Тоффлер противопоставляет картезианский, аналитический подход к экономике (производство как серия не связанных между собой шагов) и системный, синтетический подход. Антикартезианское производство начинается задолго до прихода работника в контору, с обучения, отдыха, творческого и эмоционального развития. И заканчивается гарантийным обслуживанием и экологически чистой утилизацией продукта после его использования. Все эти вещи включаются в экономический расчет производительности, так что «…добавленная стоимость возникает во все большей степени из знаний, а не из дешевого труда, из символов, а не из сырья <…> В новой экономике все создают добавочную стоимость: и получатель, и инвестор капитала, и оператор, нажимающий на кнопки, и продавец, и разработчик систем, и специалист по телекоммуникациям. И, что особенно важно, ее создает потребитель» (с. 111—112). Обходя витрины супермаркета по определенному маршруту, задерживая взгляд на тех или иных товарах и тем более снимая их с полок, регулярно покупая определенный тип и сорт продукта в определенном количестве, в определенное время и в определенном наборе с другими товарами, покупатель предоставляет бесценную информацию и фактически участвует в производстве собственных покупок.
Новой экономике соответствует и новый тип корпоративной организации, в корне отличный от бюрократических вертикалей индустриальной эпохи. Бюрократия особым образом группировала «факты»: специализированная информация и личный опыт концентрировались в «теплых местечках», между которыми была налажена система «каналов», пригодная для работы исключительно в стандартных ситуациях. Кризис бюрократии связан с ее глубинным эпистемологическим допущением, что «…возможно заранее определить, кому в компании что нужно знать. Это допущение основывается на идее, что организации по сути являются механизмами и действуют они в упорядоченной среде» (с. 213). Организация — не машина, но и не организм, обладающий какой-то законченной формой. Новая форма организации людей и знаний должна быть свободной и гибкой: «Концепция гибкой фирмы не подразумевает отсутствия структуры; она как раз предполагает, что, возродившись, компания может перестать быть мулом, превратиться в команду, состоящую из тигра, стаи пираний, одного или двух мини-мулов и, кто знает, может быть, даже роя собирающих информацию пчел <…> Мы действительно располагаем огромным репертуаром организационных форм, которые можем принять — от джазовых квартетов до шпионских сетей, от племен, кланов и советов старейшин до монастырей и футбольных команд» (с. 227—228). Главное то, что в рамках одной компании могут быть организованы подразделения самых разных видов, а их взаимодействие может быть поставлено не обязательно по сценарию «сети». «Сеть», т.о., — не новая догма, а один из многочисленных вариантов гибкой формы.

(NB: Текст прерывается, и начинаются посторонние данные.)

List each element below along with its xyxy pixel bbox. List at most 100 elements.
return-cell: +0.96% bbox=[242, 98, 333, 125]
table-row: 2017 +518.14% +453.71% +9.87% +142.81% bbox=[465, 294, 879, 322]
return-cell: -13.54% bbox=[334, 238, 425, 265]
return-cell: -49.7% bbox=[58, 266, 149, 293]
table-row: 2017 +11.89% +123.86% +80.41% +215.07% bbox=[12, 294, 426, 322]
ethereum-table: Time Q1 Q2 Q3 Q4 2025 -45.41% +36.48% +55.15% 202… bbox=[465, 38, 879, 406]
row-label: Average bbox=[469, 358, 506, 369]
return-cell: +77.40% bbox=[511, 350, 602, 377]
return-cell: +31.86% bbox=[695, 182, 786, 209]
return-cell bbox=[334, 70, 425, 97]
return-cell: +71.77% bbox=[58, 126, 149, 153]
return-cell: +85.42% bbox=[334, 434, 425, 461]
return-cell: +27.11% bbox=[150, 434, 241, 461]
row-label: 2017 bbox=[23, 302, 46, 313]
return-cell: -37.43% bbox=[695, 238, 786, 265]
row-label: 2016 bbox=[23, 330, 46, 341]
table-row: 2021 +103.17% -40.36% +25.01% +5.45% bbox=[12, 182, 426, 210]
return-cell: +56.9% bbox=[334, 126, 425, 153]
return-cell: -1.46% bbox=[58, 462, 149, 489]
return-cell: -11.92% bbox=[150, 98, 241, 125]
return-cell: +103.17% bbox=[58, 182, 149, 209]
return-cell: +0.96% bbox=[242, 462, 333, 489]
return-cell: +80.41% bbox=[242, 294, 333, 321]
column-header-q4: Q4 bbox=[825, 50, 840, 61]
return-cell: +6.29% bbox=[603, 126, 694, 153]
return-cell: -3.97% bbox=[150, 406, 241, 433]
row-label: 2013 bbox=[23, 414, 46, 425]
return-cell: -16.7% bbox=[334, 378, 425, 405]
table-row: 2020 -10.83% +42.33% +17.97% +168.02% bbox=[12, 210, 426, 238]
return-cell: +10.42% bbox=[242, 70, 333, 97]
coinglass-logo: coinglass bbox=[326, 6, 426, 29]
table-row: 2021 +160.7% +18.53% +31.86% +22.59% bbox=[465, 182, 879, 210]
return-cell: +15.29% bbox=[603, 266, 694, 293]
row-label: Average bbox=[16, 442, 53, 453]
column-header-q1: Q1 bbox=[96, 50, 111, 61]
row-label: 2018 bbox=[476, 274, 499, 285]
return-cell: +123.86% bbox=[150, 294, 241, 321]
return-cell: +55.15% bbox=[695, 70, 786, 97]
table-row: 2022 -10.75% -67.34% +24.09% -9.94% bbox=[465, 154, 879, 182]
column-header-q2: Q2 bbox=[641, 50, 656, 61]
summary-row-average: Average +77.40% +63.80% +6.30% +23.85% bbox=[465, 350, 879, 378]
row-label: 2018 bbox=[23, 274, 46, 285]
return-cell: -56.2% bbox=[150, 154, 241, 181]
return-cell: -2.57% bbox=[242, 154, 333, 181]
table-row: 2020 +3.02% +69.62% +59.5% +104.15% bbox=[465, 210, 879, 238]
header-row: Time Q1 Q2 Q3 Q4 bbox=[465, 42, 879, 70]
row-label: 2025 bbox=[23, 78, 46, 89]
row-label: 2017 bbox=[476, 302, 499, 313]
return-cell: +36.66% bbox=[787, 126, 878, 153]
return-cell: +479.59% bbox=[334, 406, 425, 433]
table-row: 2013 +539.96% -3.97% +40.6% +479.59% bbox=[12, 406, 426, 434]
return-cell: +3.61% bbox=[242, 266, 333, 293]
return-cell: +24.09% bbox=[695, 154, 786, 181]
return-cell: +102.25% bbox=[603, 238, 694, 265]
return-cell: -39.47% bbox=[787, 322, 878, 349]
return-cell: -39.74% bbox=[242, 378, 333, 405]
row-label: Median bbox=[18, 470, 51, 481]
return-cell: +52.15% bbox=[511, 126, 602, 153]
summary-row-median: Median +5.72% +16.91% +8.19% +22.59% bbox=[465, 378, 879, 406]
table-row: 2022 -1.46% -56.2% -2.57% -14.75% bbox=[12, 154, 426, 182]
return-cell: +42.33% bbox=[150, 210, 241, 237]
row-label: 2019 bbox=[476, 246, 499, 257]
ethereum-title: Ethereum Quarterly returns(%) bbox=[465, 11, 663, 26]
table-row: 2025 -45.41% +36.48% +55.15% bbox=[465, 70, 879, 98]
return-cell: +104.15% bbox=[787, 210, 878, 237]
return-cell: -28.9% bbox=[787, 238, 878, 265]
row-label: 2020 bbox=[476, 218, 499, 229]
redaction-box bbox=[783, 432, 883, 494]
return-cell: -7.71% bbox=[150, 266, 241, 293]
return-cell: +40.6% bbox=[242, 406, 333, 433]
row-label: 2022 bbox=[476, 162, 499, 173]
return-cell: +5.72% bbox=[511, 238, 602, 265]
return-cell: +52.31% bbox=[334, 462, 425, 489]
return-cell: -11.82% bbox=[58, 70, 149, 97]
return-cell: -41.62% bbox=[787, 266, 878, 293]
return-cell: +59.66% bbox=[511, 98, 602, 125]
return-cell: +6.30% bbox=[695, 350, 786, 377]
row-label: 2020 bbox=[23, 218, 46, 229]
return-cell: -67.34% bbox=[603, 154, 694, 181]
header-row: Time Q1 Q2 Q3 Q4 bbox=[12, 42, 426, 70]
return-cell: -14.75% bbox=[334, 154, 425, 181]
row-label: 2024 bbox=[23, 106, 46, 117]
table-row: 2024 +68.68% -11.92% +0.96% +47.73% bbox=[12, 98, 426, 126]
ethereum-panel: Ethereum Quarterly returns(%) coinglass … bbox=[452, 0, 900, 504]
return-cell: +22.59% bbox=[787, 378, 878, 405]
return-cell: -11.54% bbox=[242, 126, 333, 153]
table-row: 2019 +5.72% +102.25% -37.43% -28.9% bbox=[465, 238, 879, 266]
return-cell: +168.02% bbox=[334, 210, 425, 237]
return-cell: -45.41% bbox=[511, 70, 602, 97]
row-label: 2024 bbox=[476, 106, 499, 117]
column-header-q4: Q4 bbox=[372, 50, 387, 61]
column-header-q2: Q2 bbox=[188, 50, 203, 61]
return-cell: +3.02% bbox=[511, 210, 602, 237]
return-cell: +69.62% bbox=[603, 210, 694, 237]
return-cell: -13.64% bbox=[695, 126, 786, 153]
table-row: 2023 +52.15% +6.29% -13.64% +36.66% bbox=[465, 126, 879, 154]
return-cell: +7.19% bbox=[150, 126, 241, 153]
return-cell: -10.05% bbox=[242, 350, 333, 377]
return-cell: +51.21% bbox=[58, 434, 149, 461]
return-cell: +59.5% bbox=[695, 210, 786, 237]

Тезисно обозначим еще несколько важных мотивов тоффлеровской эпопеи: 1) Появляется новый тип автономного работника, хранящего в голове главное средство производства — знание. 2) Политика все сильнее зависит от компьютерной обработки огромных массивов информации. Политический конфликт все чаще выступает в форме «конфликта метасомнений» относительно стоящих за теми или иными политическими аргументами компьютерных расчетов и моделей. 3) Общество все настойчивее требует эффективной реализации права на знание (например, на заблаговременное знание о предстоящем увольнении, или на знание того, что именно происходит на соседней атомной станции). 4) Средства информации перестают быть массовыми и становятся все более гетерогенными. 5) «Религиозное возрождение» и «экотеология» решительно осуждаются. 6) Мир отныне будет разделен на быстрых и медленных. 7) Социализм исчерпал себя, поскольку новая форма собственности — знание — не нуждается в героической деприватизации. 8) «Соединенные Штаты — это единственный из всех трех великих капиталистических центров мира, кто располагает наиболее сбалансированным могуществом, <…> они по-прежнему сохраняют за собой лидерство именно в той составной части силовой триады, которая становится наиважнейшей, — в знании» (с. 551).
Наконец, хотелось бы отметить неряшливость и неотредактированность перевода, что, впрочем, не всегда плохо, ибо смех способствует здоровью. Так, на с. 165 повествуется о Роберте Боше из германской фирмы GmbH. Помниться, героине Амели Нотомб из романа «Страх и трепет» за точно такую ошибку порядком досталось от ее красивой японской начальницы.